Ku lanjutkan kembali mewawancarai kakek malang itu,
"Lantas jika kakek tiba-tiba sakit bagaimana?"
          
"Huuuuffftt......." Kakek menghela nafas panjang.
          
"Hanya tetangga yang  masih  mau baik dengan saya nak, mereka kadang menjengukku, bertanya keadaanku dan mungkin mereka melakukan itu karena mereka iba melihatku seperti ini. Diacuhkan oleh anak kandung sendiri. Tetapi kakek sebenarnya tak ingin dikasihani." Jawaban kakek Somat dengan lembut bahkan air mata diujung matanya menetes kembali membasahi tangannya yang nampak buyutan itu.

***
Iya itulah sekilas tulisan tanganku tentang kakek Somat yang sengaja aku buat untuk sekedar memenuhi obsesiku menulis cerpen. Namun ternyata ada rasa yang tiba-tiba sesak diantara rongga dadaku setelah sesaat aku menuliskan cerita pendek tersebut. Mungkin karena begitu banyak pelajaran yang ku dapat dari wawancara bersama kakek Somat, pelajaran kasih sayang. Aku adalah seorang jurnalis disalah satu majalah ternama di kota ini, jadi tak heran jika aku menulis ini itu. Namaku Reza Ardiano dan aku bukanlah seorang sarjana yang memiliki embel-embel di belakang nama.

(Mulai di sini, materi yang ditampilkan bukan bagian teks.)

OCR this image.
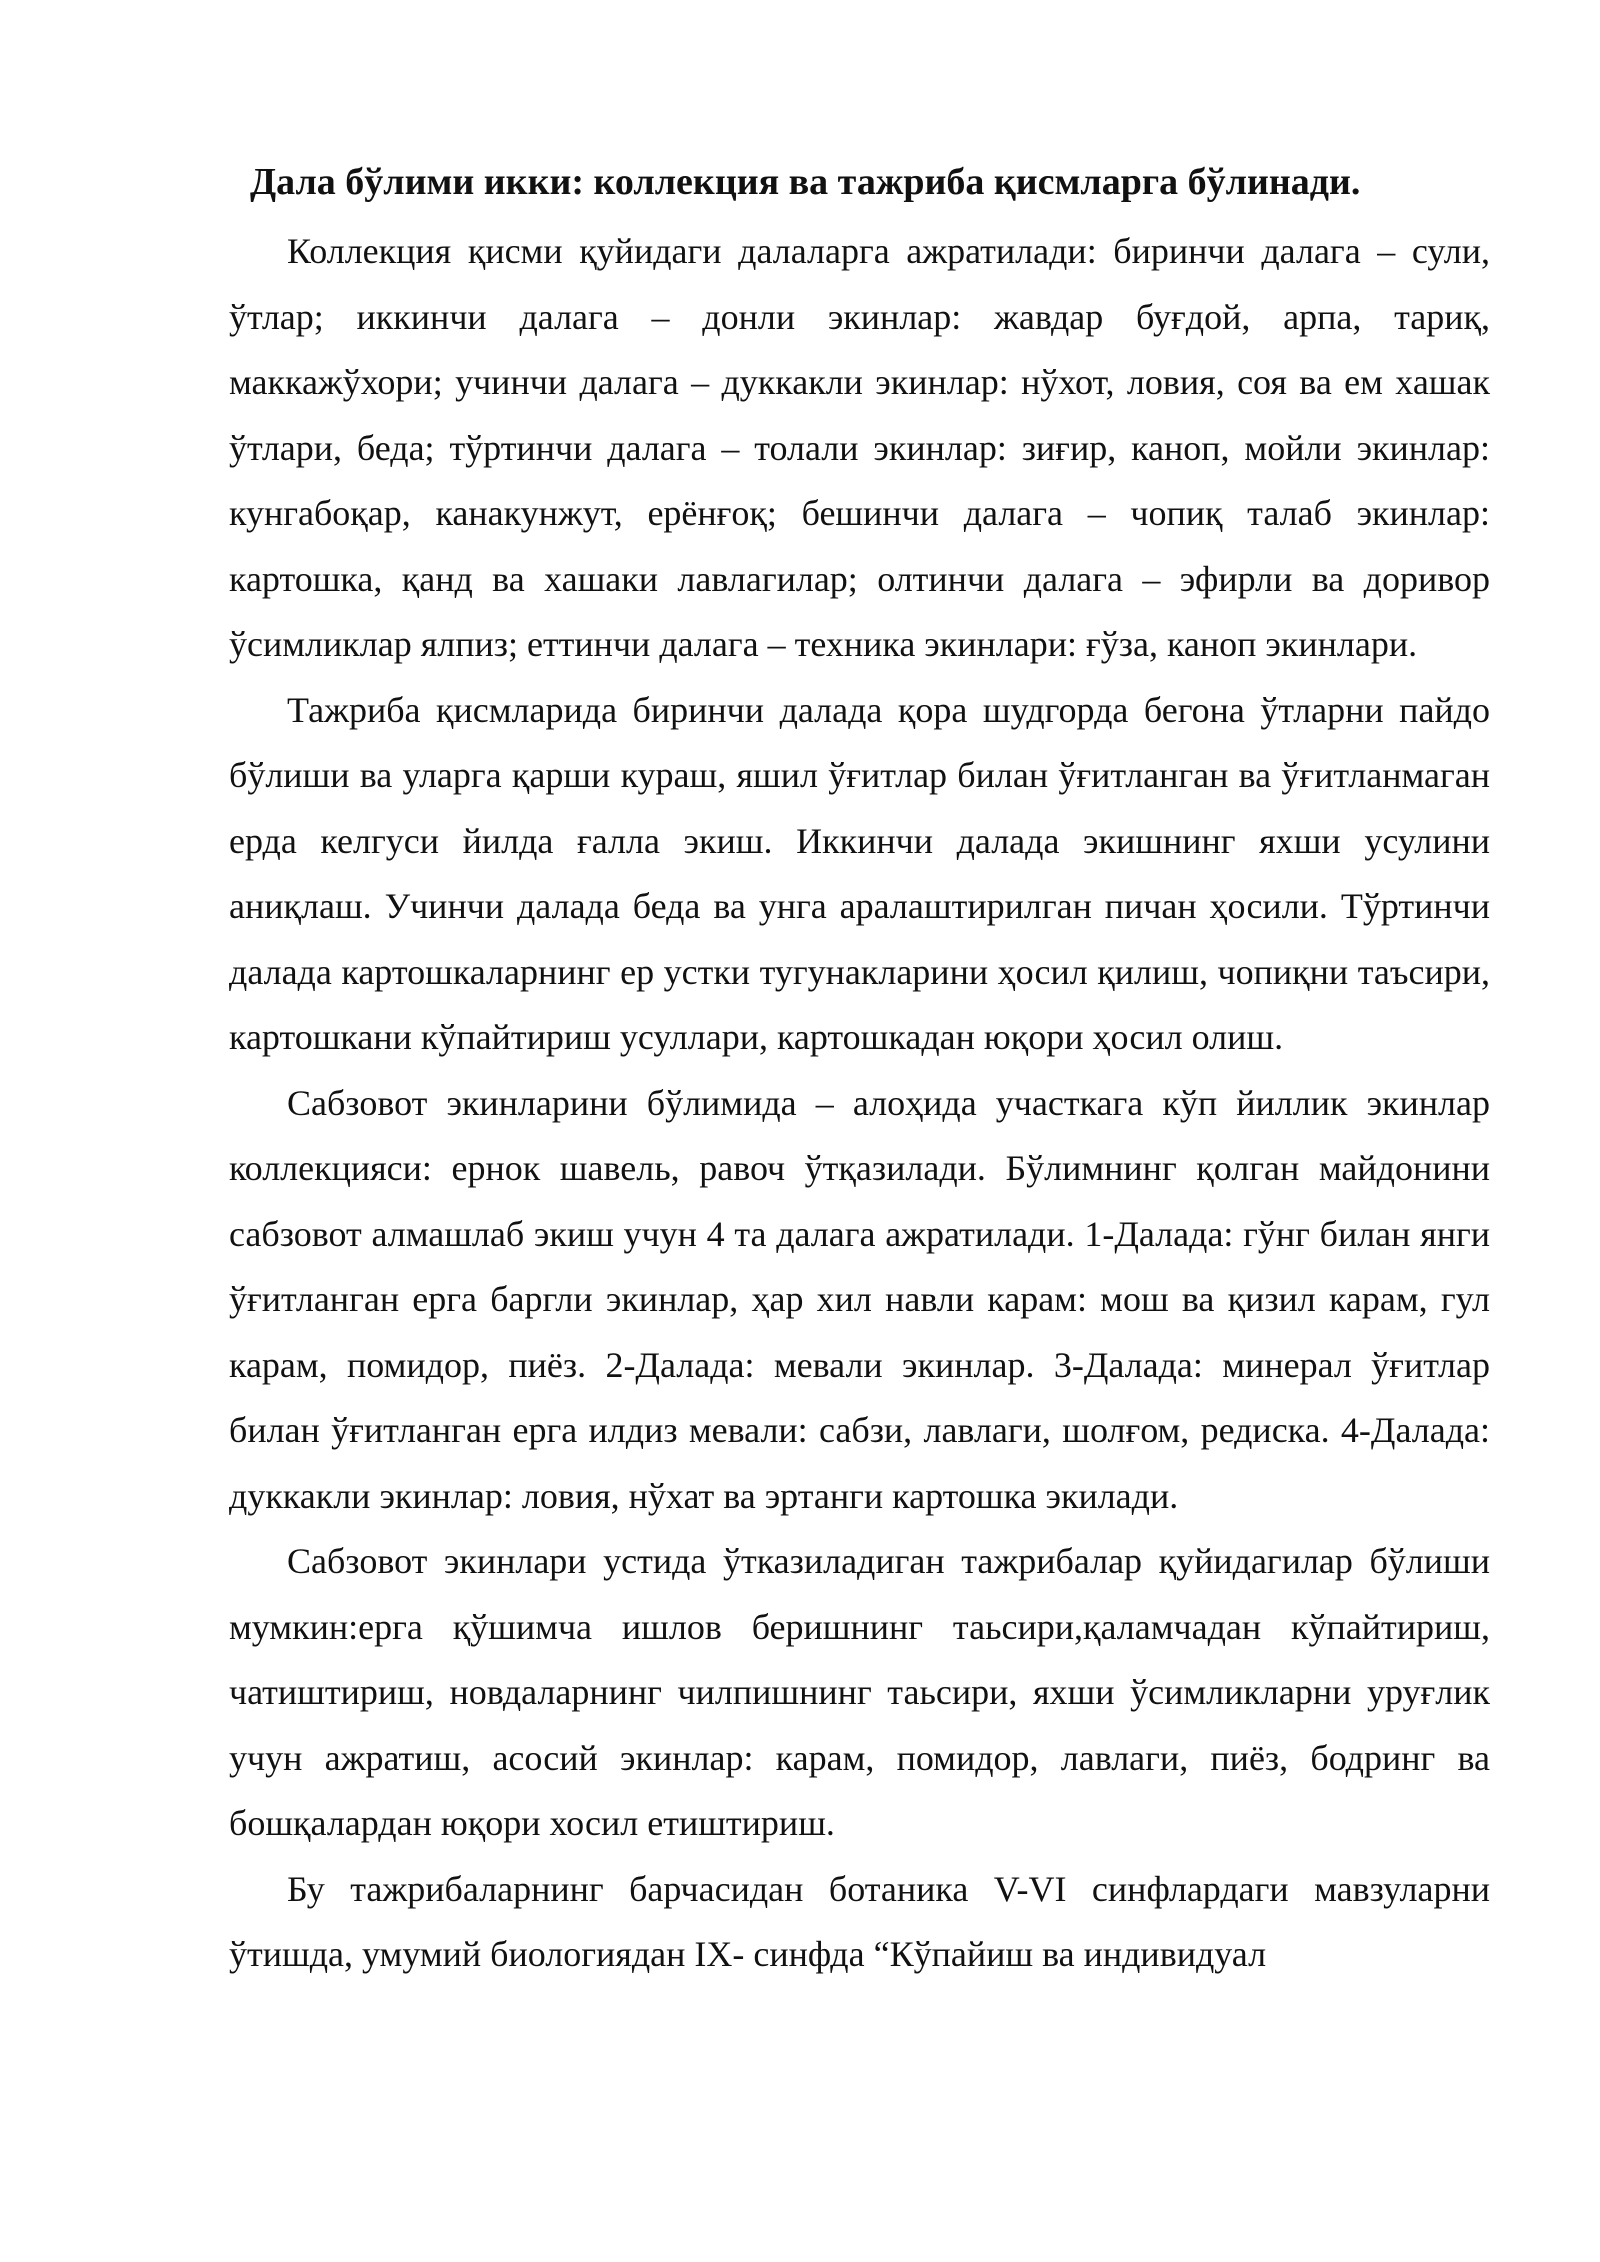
Дала бўлими икки: коллекция ва тажриба қисмларга бўлинади.

Коллекция қисми қуйидаги далаларга ажратилади: биринчи далага – сули, ўтлар; иккинчи далага – донли экинлар: жавдар буғдой, арпа, тариқ, маккажўхори; учинчи далага – дуккакли экинлар: нўхот, ловия, соя ва ем хашак ўтлари, беда; тўртинчи далага – толали экинлар: зиғир, каноп, мойли экинлар: кунгабоқар, канакунжут, ерёнғоқ; бешинчи далага – чопиқ талаб экинлар: картошка, қанд ва хашаки лавлагилар; олтинчи далага – эфирли ва доривор ўсимликлар ялпиз; еттинчи далага – техника экинлари: ғўза, каноп экинлари.

Тажриба қисмларида биринчи далада қора шудгорда бегона ўтларни пайдо бўлиши ва уларга қарши кураш, яшил ўғитлар билан ўғитланган ва ўғитланмаган ерда келгуси йилда ғалла экиш. Иккинчи далада экишнинг яхши усулини аниқлаш. Учинчи далада беда ва унга аралаштирилган пичан ҳосили. Тўртинчи далада картошкаларнинг ер устки тугунакларини ҳосил қилиш, чопиқни таъсири, картошкани кўпайтириш усуллари, картошкадан юқори ҳосил олиш.

Сабзовот экинларини бўлимида – алоҳида участкага кўп йиллик экинлар коллекцияси: ернок шавель, равоч ўтқазилади. Бўлимнинг қолган майдонини сабзовот алмашлаб экиш учун 4 та далага ажратилади. 1-Далада: гўнг билан янги ўғитланган ерга баргли экинлар, ҳар хил навли карам: мош ва қизил карам, гул карам, помидор, пиёз. 2-Далада: мевали экинлар. 3-Далада: минерал ўғитлар билан ўғитланган ерга илдиз мевали: сабзи, лавлаги, шолғом, редиска. 4-Далада: дуккакли экинлар: ловия, нўхат ва эртанги картошка экилади.

Сабзовот экинлари устида ўтказиладиган тажрибалар қуйидагилар бўлиши мумкин:ерга қўшимча ишлов беришнинг таьсири,қаламчадан кўпайтириш, чатиштириш, новдаларнинг чилпишнинг таьсири, яхши ўсимликларни уруғлик учун ажратиш, асосий экинлар: карам, помидор, лавлаги, пиёз, бодринг ва бошқалардан юқори хосил етиштириш.

Бу тажрибаларнинг барчасидан ботаника V-VI синфлардаги мавзуларни ўтишда, умумий биологиядан IX- синфда “Кўпайиш ва индивидуал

Aku bisa bekerja sebagai jurnalis karena semasa SMA aku ulet mengikuti extrakulikuler Jurnalistik untuk majalah di sekolahku, sebut saja majalahnya LENSA DUNIA. Sehingga saat aku lulus lebih memudahkan aku melanjutkan karierku di dunia jurnalistik. Semenjak aku bergelut dengan pekerjaanku ini, tiba-tiba saja aku memiliki hobby baru. Aku lebih sering menulis, entah menulis apa itu. Mulai puisi, opini bahkan cerpen.

Dan suatu ketika aku menjalankan tugas mencari berita disalah satu desa tepat di bawah lereng gunung, aku seperti tertarik oleh magnet kehidupan kakek-kakek tua renta yang telah ditinggalkan oleh istrinya karena meninggal dan anaknya karena malu memiliki Bapak yang telah tua jelek bahkan miskin.
          
Memang diluar tugasku untuk acara realita, namun aku keinginanku untuk mewawancarai kakek itu semakin besar. Bukan karena apa-apa, namun tiba-tiba ambisiku datang untuk membuat sebuah cerita hidup kakek lereng gunung tersebut.
           
Dan cerpen tentang kakek Somat inilah yang ternyata mampu merubah hidupku untuk lebih memperhatikan orang yang sayang kepadaku, Ibu dan Ayah terutama.

"Terima kasih kek, engkau memberikan pengajaran yang sangat berharga bahkan nilainya tak pernah bisa ditukar dengan apapun." Ucapku dengan lirih seraya mencium beberapa lembar cerpen yang akhirnya ku beri judul "Cahaya Diantara Cahaya" yang tokoh utamanya adalah kakek Somat.